11 luglio 2013

Via dal culto imperiale

Capitalismo finanziario e antidoti
di Luigino Bruni
Per capire che cosa veramente si cela die­tro le crescenti resistenze alla chiusura domenicale dei negozi, dobbiamo avere il co­raggio di fare seriamente i conti con la natu­ra antropologica e cultuale del nostro capita­lismo. Il filosofo Walter Benjamin nel 1921 scri­veva che «nel capitalismo bisogna scorgervi u­na religione, perché nella sua essenza esso serve a soddisfare quelle medesime preoccu­pazioni, quei tormenti, quelle inquietudini, cui in passato davano risposta le cosiddette re­ligioni. (…) In Occidente, il capitalismo si è sviluppato parassitariamente sul cristianesi­mo » (Il Capitalismo come religione, 1921). E con capacità profetica aggiungeva: «In futuro ne avremo una visione complessiva».

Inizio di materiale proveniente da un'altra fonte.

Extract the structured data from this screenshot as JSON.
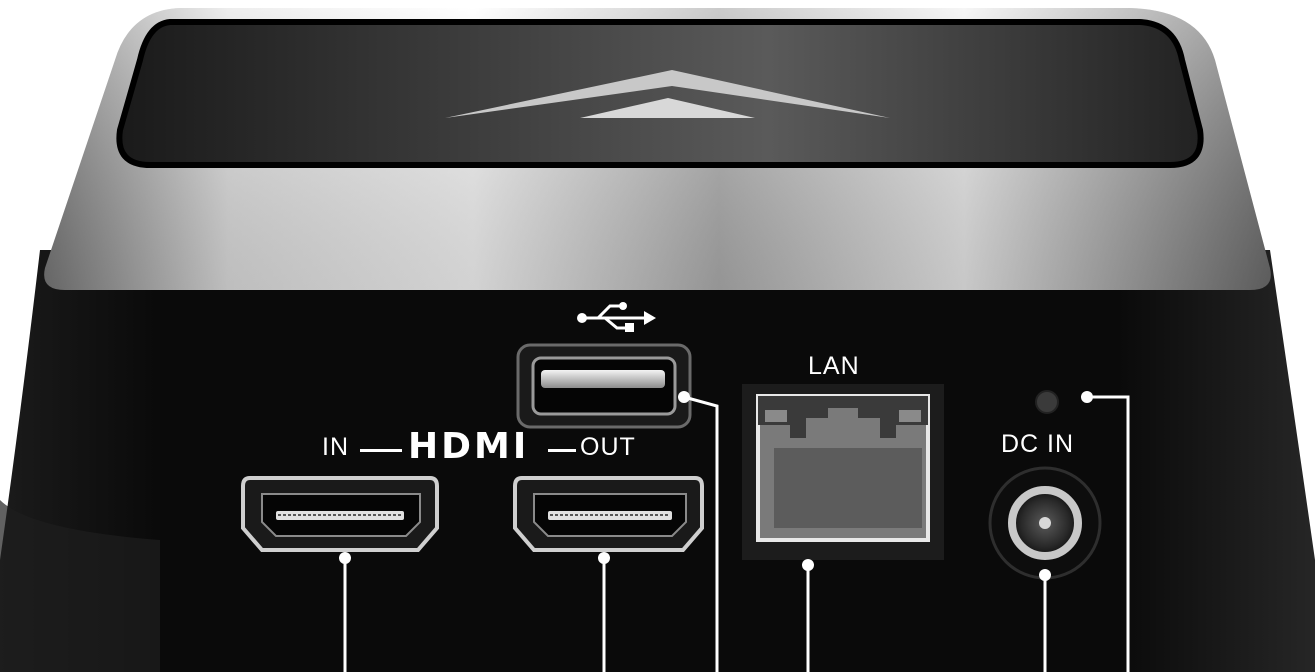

Infatti, la natura religiosa del capitalismo è oggi molto più evidente che negli anni Venti, se pensiamo quanto sono diventanti esigui i territori della vita non in vendita. Una reli­gione pagana e di solo culto, che cerca di pren­dere il posto del cristianesimo (non di qual­siasi religione), anche perché è dall’umanesi­mo ebraico-cristiano che è stato generato. La modernità, allora, non sarebbe una de-sacralizzazione o disincanto del mondo, ma l’af­fermazione di una nuova religione, o la tra­sformazione dello spirito cristiano nello 'spi­rito' del capitalismo. Una tesi forte, inevita­bilmente controversa, ma che coglie senza dubbio una dimensione fondamentale del no­stro tempo, colta anche dal genio filosofico di Antonio Rosmini quando il capitalismo era ancora ai suoi albori.
Gli intrecci tra cristianesimo e capitalismo so­no profondi fin dalle loro origini. Il capitali­smo prende il proprio lessico dalla Bibbia (fe­de-fiducia, credito-credere...), e gli stessi e­vangelisti usano il linguaggio economico del loro tempo per comporre similitudini e para­bole. E non capiamo Medioevo, Riforma e Mo­dernità senza le tante intersezioni tra grazia e denaro. Ma solo in epoca recente il capitali­smo ha rivelato pienamente la sua natura di religione pagana. Non c’è soltanto la devo­zione alla dea fortuna, divinità suprema del­la legione di 'giochi' che sta possedendo nuo­ve categorie di poveri. Non ci sono soltanto i centri commerciali disegnati a forma di tem­pio, né solo la cultura di quelle società di mul­ti-level marketing che iniziano col segno del­la croce le loro sedute in cerca di nuovi fedeli del loro prodotto-feticcio, e neanche soltan­to la creazione di un sistema finanziario ba­sato sulla sola fede senza più alcun rapporto con l’economia reale.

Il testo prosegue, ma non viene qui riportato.